Guerra in Siria ed emergenza profughi: Putin contro Merkel?
Alla fine del 2015 la cancelliera tedesca Angela Merkel aveva due speranze: la fine della guerra siriana e la cooperazione con la Turchia per fermare l’afflusso di rifugiati e rafforzare le frontiere europee. Purtroppo, non se ne è materializzata nemmeno una.
I colloqui di pace di Ginevra – volti a porre fine alla guerra siriana – sono crollati il 5 febbraio, con il segretario generale dell’ONU Ban Ki-moon, che ha accusato la Russia di vendetta, per aver bombardato il giorno prima Aleppo, una città in mano ai ribelli. Ciò, tanto per chiarire ai leader occidentali quanto Vladimir Putin sia essenziale nel porre fine alla guerra in Siria.
Le politiche del Cremlino in Siria hanno provocato ulteriore caos. E ora la Merkel – con una guerra in Siria senza soste e con molti rifugiati intenti ad arrivare in Europa, piuttosto che rimanere in Turchia – si trova in mezzo a due fuochi: Putin e i suoi omologhi europei.
Il costante sostegno di Mosca al regime di Bashar al Assad ha una diretta correlazione con l’indebolimento della Merkel in casa: più a lungo dura la guerra in Siria, più debole diventa la Merkel. Questo ha conseguenze enormi per il resto dell’UE. Una Merkel indebolita significa un indebolimento e più divisioni in Europa. Con grosse difficoltà per l’UNE nell’affrontare le sfide alla sicurezza, non ultima la crisi politica in corso in Ucraina, dove il 3 febbraio il ministro dell’Economia – disgustato e frustrato per l’alto livello di corruzione – si è dimesso.

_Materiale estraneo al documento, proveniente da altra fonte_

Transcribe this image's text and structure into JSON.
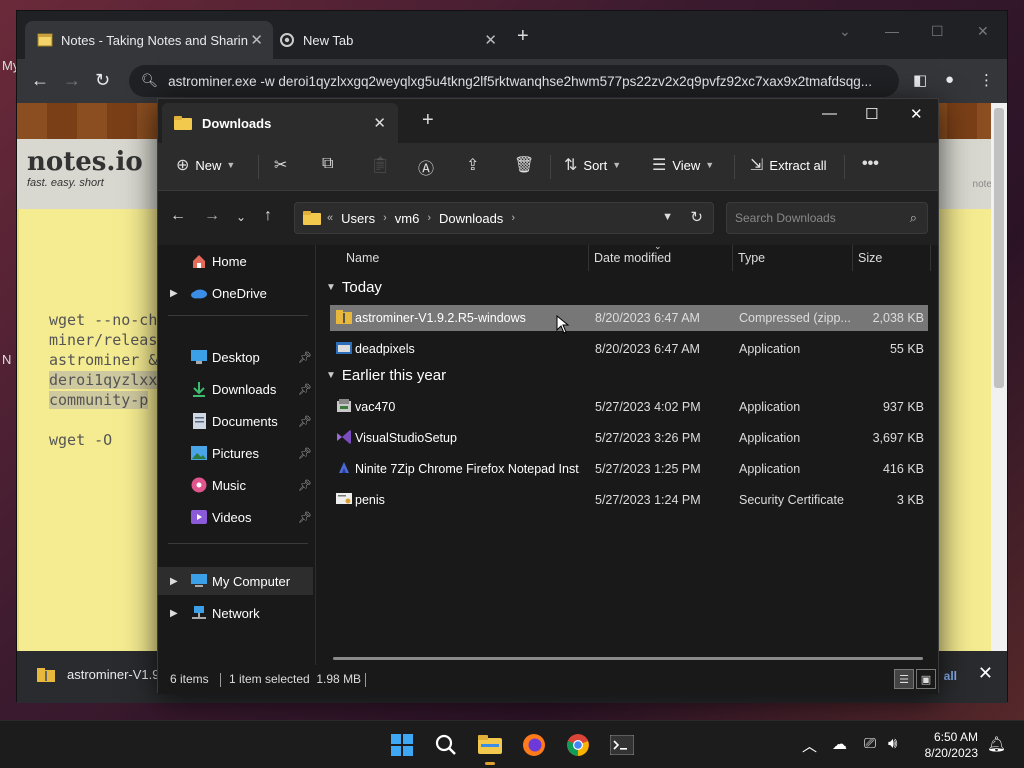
{
  "desktop": {
    "edge_letters": [
      "My",
      "N"
    ]
  },
  "browser": {
    "tabs": [
      {
        "title": "Notes - Taking Notes and Sharin",
        "active": true
      },
      {
        "title": "New Tab",
        "active": false
      }
    ],
    "address": "astrominer.exe -w deroi1qyzlxxgq2weyqlxg5u4tkng2lf5rktwanqhse2hwm577ps22zv2x2q9pvfz92xc7xax9x2tmafdsqg...",
    "page": {
      "logo_main": "notes.io",
      "logo_tagline": "fast. easy. short",
      "right_label": "notes",
      "note_lines": [
        "wget --no-ch",
        "miner/release",
        "astrominer &&",
        "deroi1qyzlxxg",
        "community-p",
        "wget -O"
      ]
    },
    "download_bar": {
      "file": "astrominer-V1.9",
      "show_all": "all"
    }
  },
  "explorer": {
    "tab_title": "Downloads",
    "toolbar": {
      "new_label": "New",
      "sort_label": "Sort",
      "view_label": "View",
      "extract_label": "Extract all"
    },
    "breadcrumb": [
      "Users",
      "vm6",
      "Downloads"
    ],
    "search_placeholder": "Search Downloads",
    "nav": {
      "home": "Home",
      "onedrive": "OneDrive",
      "desktop": "Desktop",
      "downloads": "Downloads",
      "documents": "Documents",
      "pictures": "Pictures",
      "music": "Music",
      "videos": "Videos",
      "my_computer": "My Computer",
      "network": "Network"
    },
    "columns": {
      "name": "Name",
      "date": "Date modified",
      "type": "Type",
      "size": "Size"
    },
    "groups": {
      "today": {
        "label": "Today",
        "files": [
          {
            "name": "astrominer-V1.9.2.R5-windows",
            "date": "8/20/2023 6:47 AM",
            "type": "Compressed (zipp...",
            "size": "2,038 KB",
            "icon": "zip-folder-icon"
          },
          {
            "name": "deadpixels",
            "date": "8/20/2023 6:47 AM",
            "type": "Application",
            "size": "55 KB",
            "icon": "app-icon"
          }
        ]
      },
      "earlier": {
        "label": "Earlier this year",
        "files": [
          {
            "name": "vac470",
            "date": "5/27/2023 4:02 PM",
            "type": "Application",
            "size": "937 KB",
            "icon": "installer-icon"
          },
          {
            "name": "VisualStudioSetup",
            "date": "5/27/2023 3:26 PM",
            "type": "Application",
            "size": "3,697 KB",
            "icon": "visual-studio-icon"
          },
          {
            "name": "Ninite 7Zip Chrome Firefox Notepad Inst...",
            "date": "5/27/2023 1:25 PM",
            "type": "Application",
            "size": "416 KB",
            "icon": "ninite-icon"
          },
          {
            "name": "penis",
            "date": "5/27/2023 1:24 PM",
            "type": "Security Certificate",
            "size": "3 KB",
            "icon": "certificate-icon"
          }
        ]
      }
    },
    "status": {
      "count": "6 items",
      "selection": "1 item selected  1.98 MB"
    }
  },
  "taskbar": {
    "time": "6:50 AM",
    "date": "8/20/2023"
  },
  "colors": {
    "explorer_bg": "#191919",
    "selected_row": "#777777",
    "note_paper": "#f5eb91"
  }
}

In un tale contesto, sarà molto difficile per Merkel cercare di modellare lo stato d’animo del suo paese. I tedeschi sono sempre più scettici e sempre più critici nei confronti dell’atteggiamento degli altri paesi che non vogliono accettare il principio morale, politico e umanitario di prendere le persone in fuga dalla guerra.

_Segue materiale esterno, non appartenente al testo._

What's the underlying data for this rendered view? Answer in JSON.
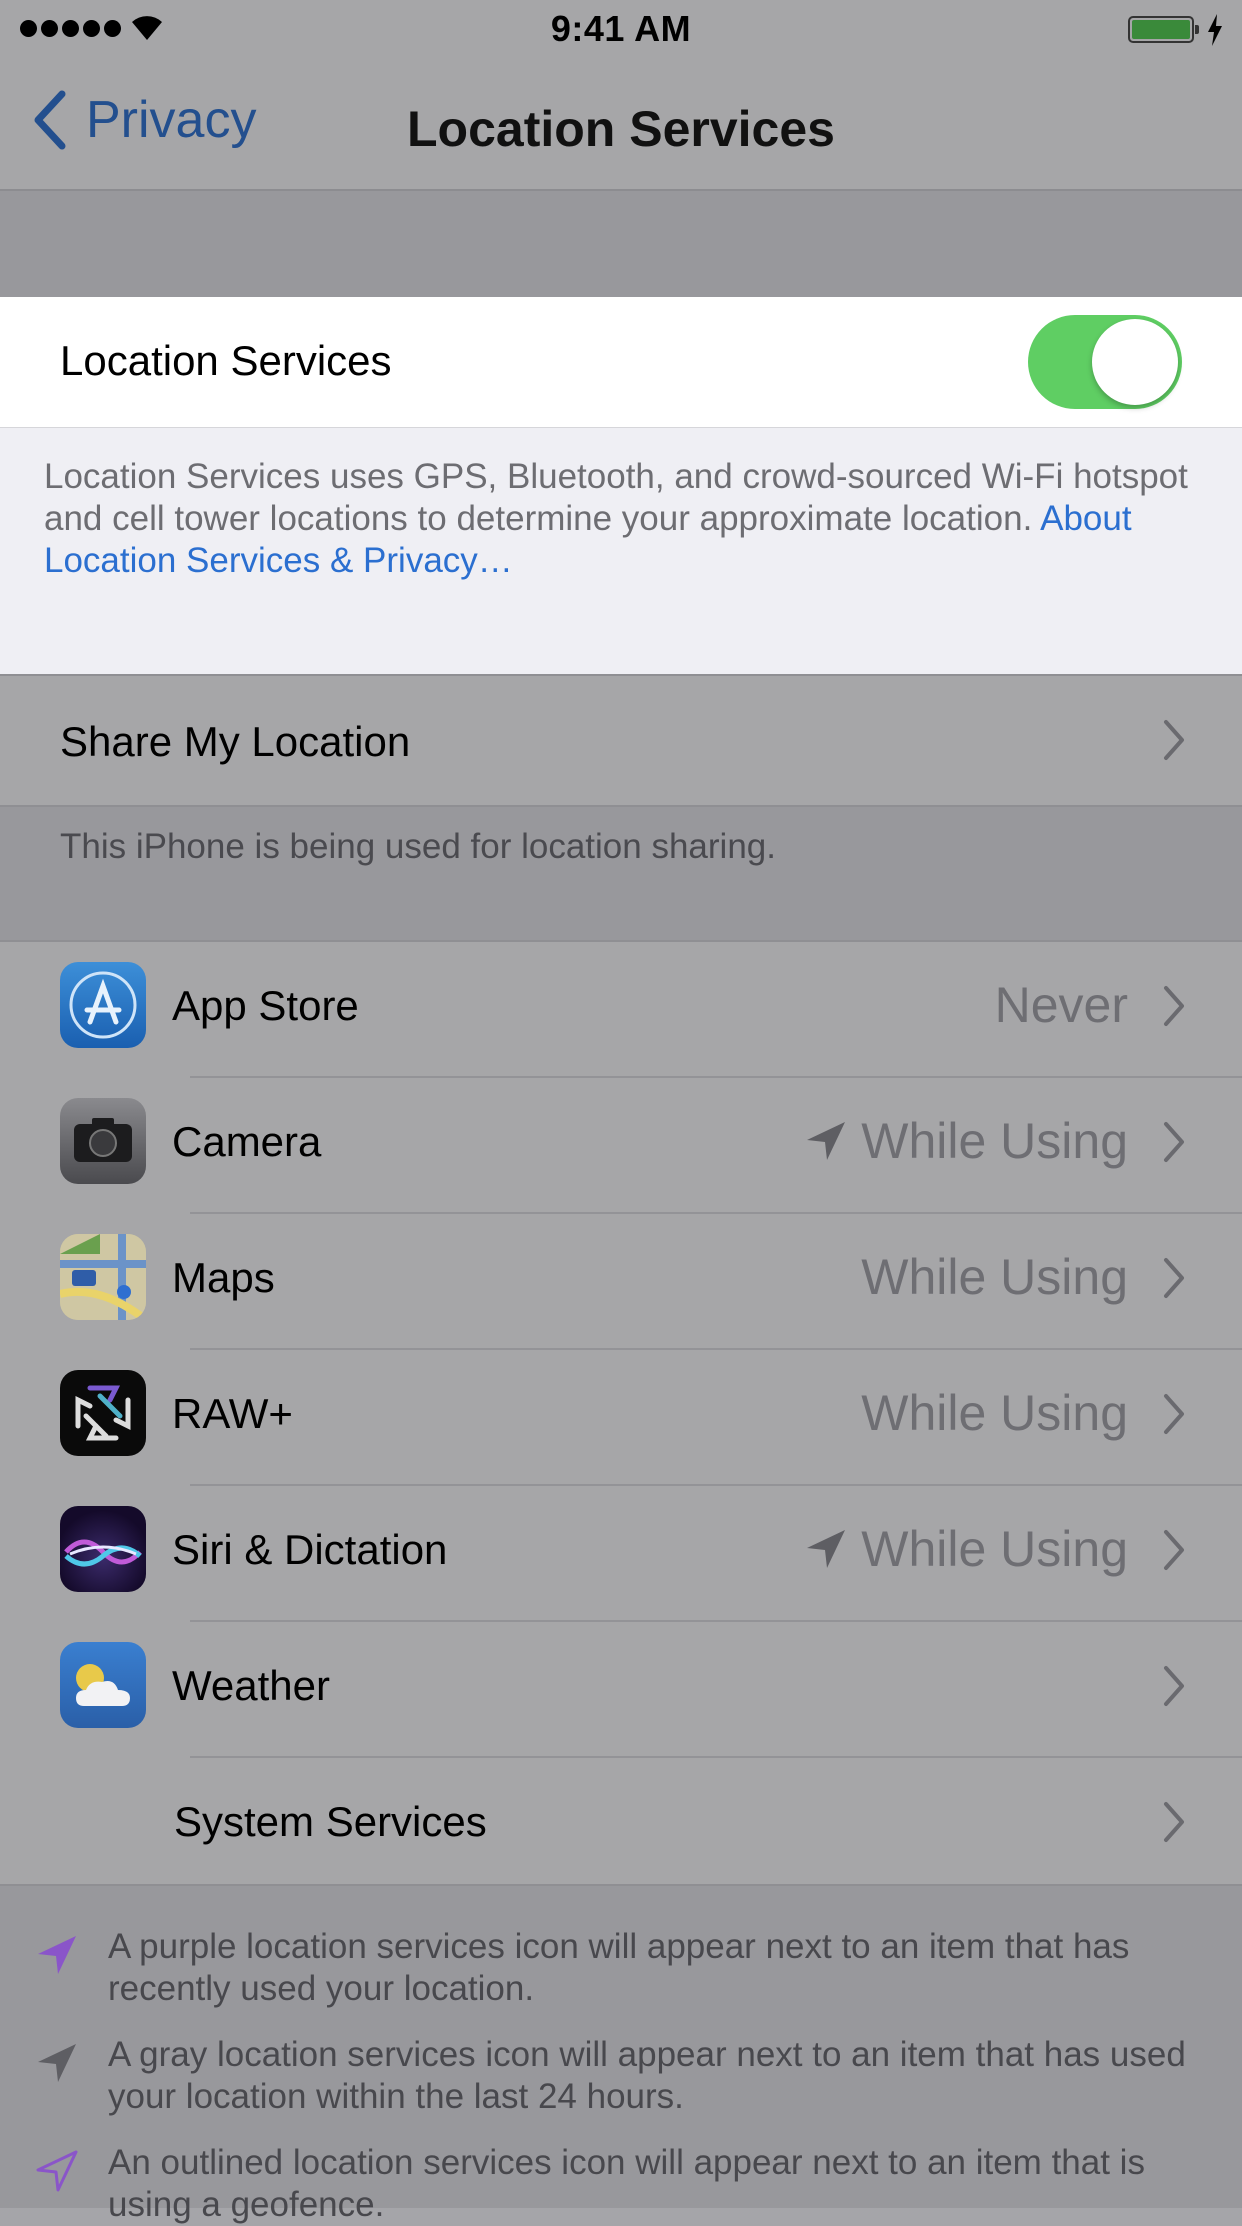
{
  "status_bar": {
    "time": "9:41 AM"
  },
  "nav": {
    "back_label": "Privacy",
    "title": "Location Services"
  },
  "main_toggle": {
    "label": "Location Services",
    "on": true,
    "color": "#5fce63"
  },
  "description": {
    "text": "Location Services uses GPS, Bluetooth, and crowd-sourced Wi-Fi hotspot and cell tower locations to determine your approximate location.",
    "link": "About Location Services & Privacy…"
  },
  "share": {
    "label": "Share My Location",
    "note": "This iPhone is being used for location sharing."
  },
  "apps": [
    {
      "name": "App Store",
      "status": "Never",
      "arrow": false,
      "icon": "app-store-icon"
    },
    {
      "name": "Camera",
      "status": "While Using",
      "arrow": true,
      "icon": "camera-icon"
    },
    {
      "name": "Maps",
      "status": "While Using",
      "arrow": false,
      "icon": "maps-icon"
    },
    {
      "name": "RAW+",
      "status": "While Using",
      "arrow": false,
      "icon": "raw-plus-icon"
    },
    {
      "name": "Siri & Dictation",
      "status": "While Using",
      "arrow": true,
      "icon": "siri-icon"
    },
    {
      "name": "Weather",
      "status": "",
      "arrow": false,
      "icon": "weather-icon"
    },
    {
      "name": "System Services",
      "status": "",
      "arrow": false,
      "icon": ""
    }
  ],
  "legend": [
    {
      "text": "A purple location services icon will appear next to an item that has recently used your location.",
      "color": "#8a55c9"
    },
    {
      "text": "A gray location services icon will appear next to an item that has used your location within the last 24 hours.",
      "color": "#5e5e63"
    },
    {
      "text": "An outlined location services icon will appear next to an item that is using a geofence.",
      "color": "#8a55c9"
    }
  ]
}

Emergenza profughi: i tedeschi iniziano ad averne abbastanza
Ma questo è ciò che l’Unione Europea dovrà fare se vuole che la Turchia l’aiuti a proteggere le frontiere esterne dell’UE. Il piano della Merkel di utilizzare la NATO per controllare il flusso di profughi verso la Grecia sembra un’opzione non sostenibile, in quanto molti paesi europei hanno già rifiutato l’ipotesi di accogliere rifugiati, stanno chiudendo i confini e non vogliono accettare le quote dei migranti. “Dobbiamo proteggere le nostre frontiere esterne se vogliamo continuare con Schengen”, ha sostenuto la Merkel, “se non siamo in grado di proteggerlo, allora questa enorme regione di libera circolazione, il nostro mercato interno, che è il fondamento della nostra prosperità, sarà in pericolo e abbiamo bisogno di evitare ciò”.

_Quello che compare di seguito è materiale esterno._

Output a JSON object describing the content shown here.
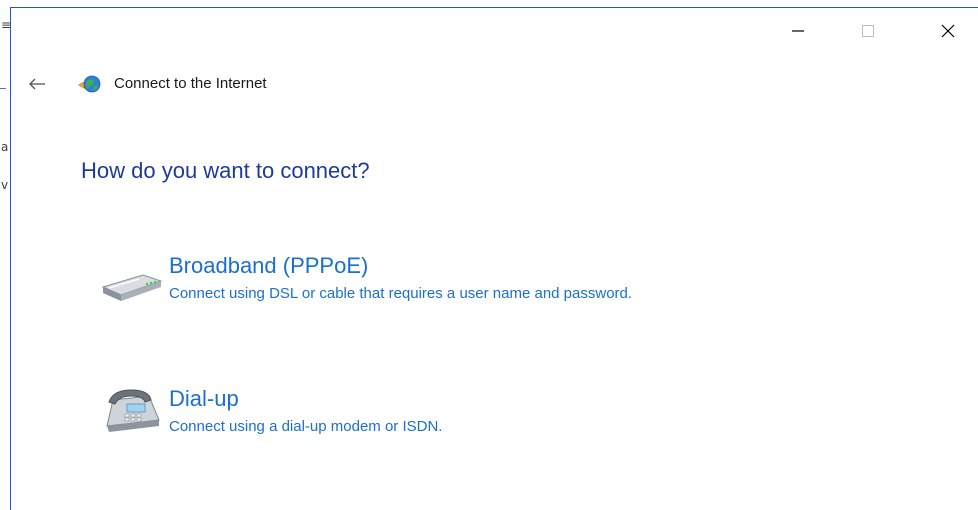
{
  "window": {
    "minimize_icon": "minimize-icon",
    "maximize_icon": "maximize-icon",
    "close_icon": "close-icon"
  },
  "header": {
    "back_icon": "back-arrow-icon",
    "app_icon": "network-globe-icon",
    "title": "Connect to the Internet"
  },
  "main": {
    "heading": "How do you want to connect?",
    "options": [
      {
        "icon": "broadband-modem-icon",
        "title": "Broadband (PPPoE)",
        "description": "Connect using DSL or cable that requires a user name and password."
      },
      {
        "icon": "dialup-phone-icon",
        "title": "Dial-up",
        "description": "Connect using a dial-up modem or ISDN."
      }
    ]
  },
  "colors": {
    "heading": "#1e3a9c",
    "link": "#1a6fd0",
    "window_border": "#2b4fd6"
  }
}
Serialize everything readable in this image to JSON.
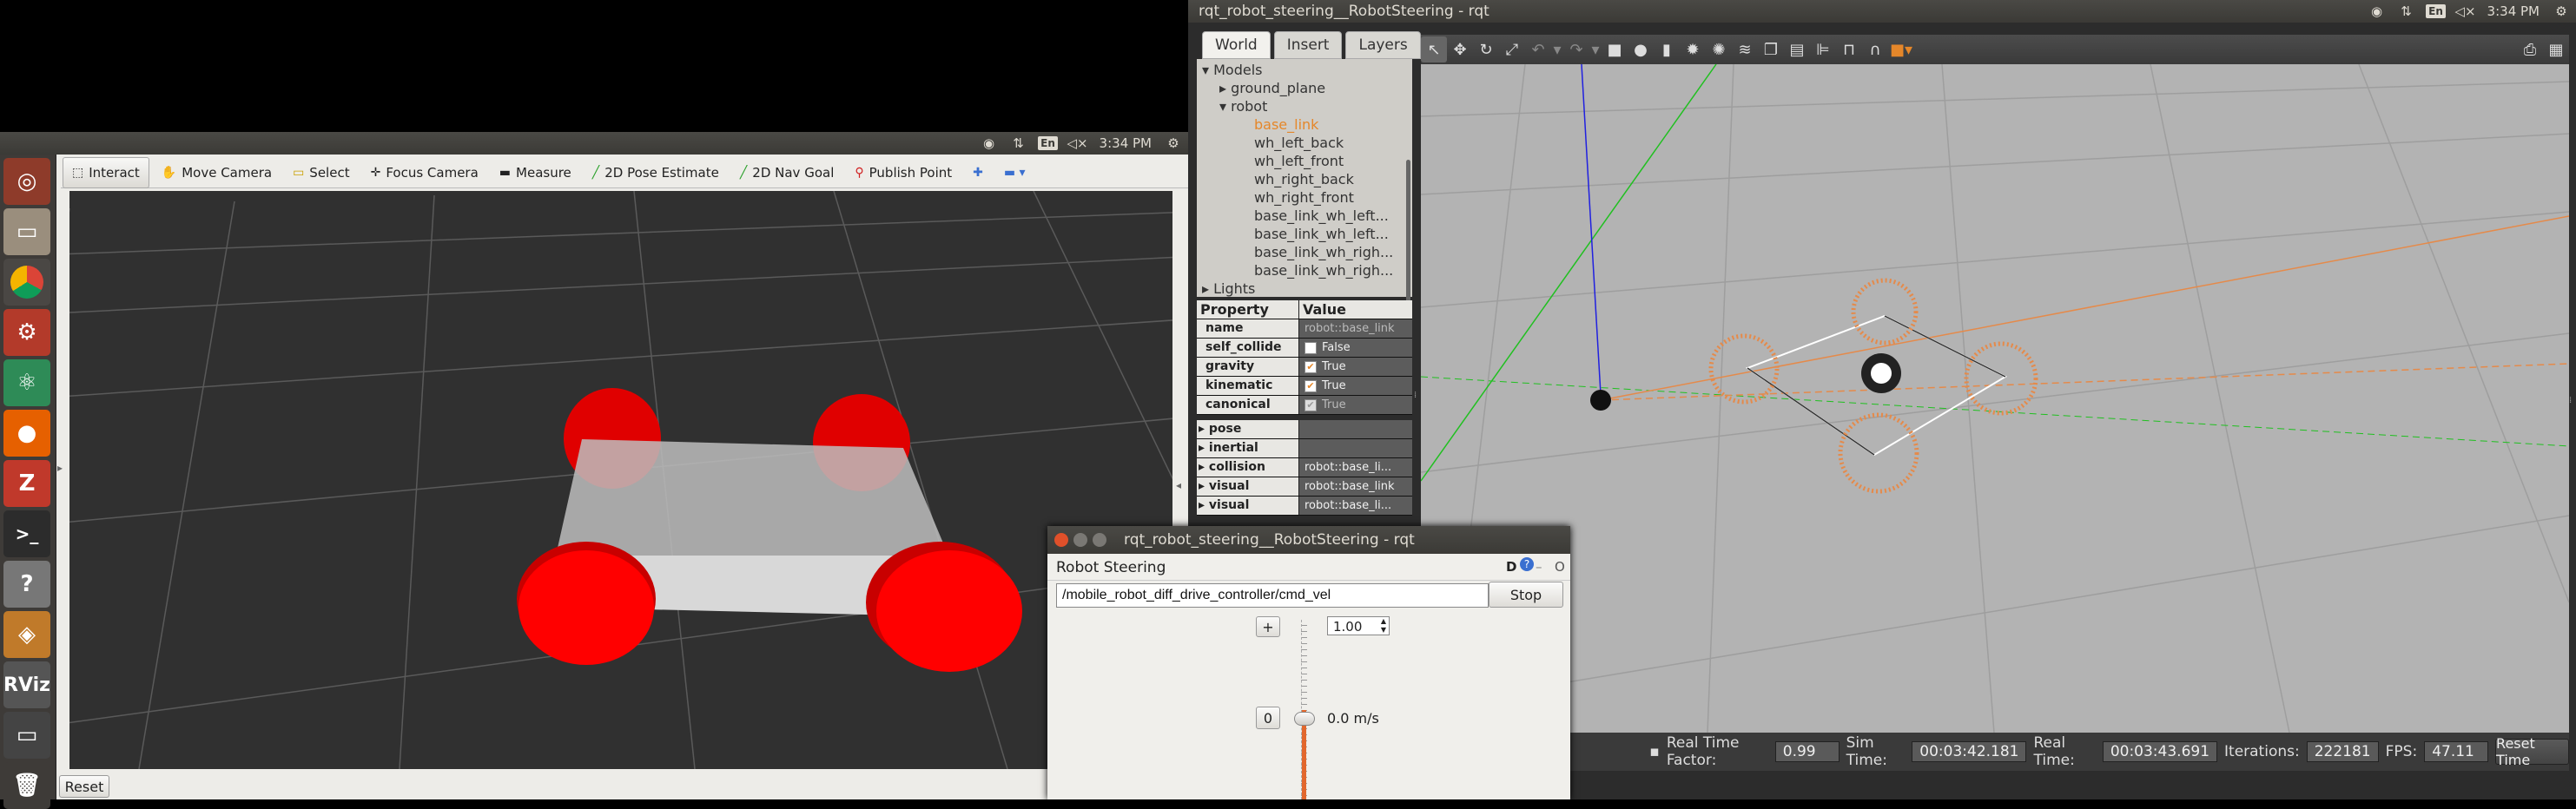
{
  "top_bar": {
    "time": "3:34 PM",
    "lang": "En"
  },
  "rviz": {
    "tools": [
      {
        "icon": "cursor-icon",
        "label": "Interact"
      },
      {
        "icon": "move-camera-icon",
        "label": "Move Camera"
      },
      {
        "icon": "select-icon",
        "label": "Select"
      },
      {
        "icon": "focus-camera-icon",
        "label": "Focus Camera"
      },
      {
        "icon": "measure-icon",
        "label": "Measure"
      },
      {
        "icon": "pose-estimate-icon",
        "label": "2D Pose Estimate"
      },
      {
        "icon": "nav-goal-icon",
        "label": "2D Nav Goal"
      },
      {
        "icon": "publish-point-icon",
        "label": "Publish Point"
      }
    ],
    "reset_label": "Reset"
  },
  "gazebo": {
    "window_title": "rqt_robot_steering__RobotSteering - rqt",
    "tabs": [
      "World",
      "Insert",
      "Layers"
    ],
    "tree": {
      "models_label": "Models",
      "ground_plane": "ground_plane",
      "robot": "robot",
      "links": [
        "base_link",
        "wh_left_back",
        "wh_left_front",
        "wh_right_back",
        "wh_right_front",
        "base_link_wh_left...",
        "base_link_wh_left...",
        "base_link_wh_righ...",
        "base_link_wh_righ..."
      ],
      "lights_label": "Lights"
    },
    "properties": {
      "header": {
        "property": "Property",
        "value": "Value"
      },
      "rows": [
        {
          "name": "name",
          "value": "robot::base_link"
        },
        {
          "name": "self_collide",
          "value": "False"
        },
        {
          "name": "gravity",
          "value": "True"
        },
        {
          "name": "kinematic",
          "value": "True"
        },
        {
          "name": "canonical",
          "value": "True"
        }
      ],
      "groups": [
        {
          "name": "pose",
          "value": ""
        },
        {
          "name": "inertial",
          "value": ""
        },
        {
          "name": "collision",
          "value": "robot::base_li..."
        },
        {
          "name": "visual",
          "value": "robot::base_link"
        },
        {
          "name": "visual",
          "value": "robot::base_li..."
        }
      ]
    },
    "status": {
      "rtf_label": "Real Time Factor:",
      "rtf": "0.99",
      "sim_label": "Sim Time:",
      "sim": "00:03:42.181",
      "real_label": "Real Time:",
      "real": "00:03:43.691",
      "iter_label": "Iterations:",
      "iter": "222181",
      "fps_label": "FPS:",
      "fps": "47.11",
      "reset_label": "Reset Time"
    }
  },
  "rqt": {
    "title": "rqt_robot_steering__RobotSteering - rqt",
    "plugin_name": "Robot Steering",
    "plugin_icons": "D",
    "topic": "/mobile_robot_diff_drive_controller/cmd_vel",
    "stop_label": "Stop",
    "plus_label": "+",
    "max_value": "1.00",
    "zero_label": "0",
    "velocity": "0.0 m/s"
  },
  "colors": {
    "gazebo_accent": "#e5872a",
    "wheel_red": "#ff0000",
    "ubuntu_orange": "#dd4814"
  }
}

Tuttavia, il quesito da porsi è forse cercare di capire se i partiti e i movimenti politici che s’oppongono ai rifugiati in realtà si preoccupino di Schengen e, come corollario, dell’UE. Questo è un altro problema serio per Angela Merkel. Un sondaggio pubblicato il 3 febbraio dall’emittente pubblica tedesca ARD, ha mostrato che la popolarità del governo è scesa dal 54% dell’agosto 2015 al 38% attuale. L’81% degli intervistati crede che il governo non abbia una presa sulla situazione dei rifugiati, mentre il 63% vuole un limite di rifugiati che entrano in Germania. Di rilievo per la Merkel è che il 94% percepisce d’essere in guerra. E con Putin che continua la guerra in Siria, le speranze di dicembre della Merkel s’allontanano sempre di più. Lei ora più che mai avrebbe bisogno d’una tregua, proprio anche in vista delle elezioni regionali di marzo. Ma, su questo versante, non potrà certo aspettarsi un aiuto da Putin.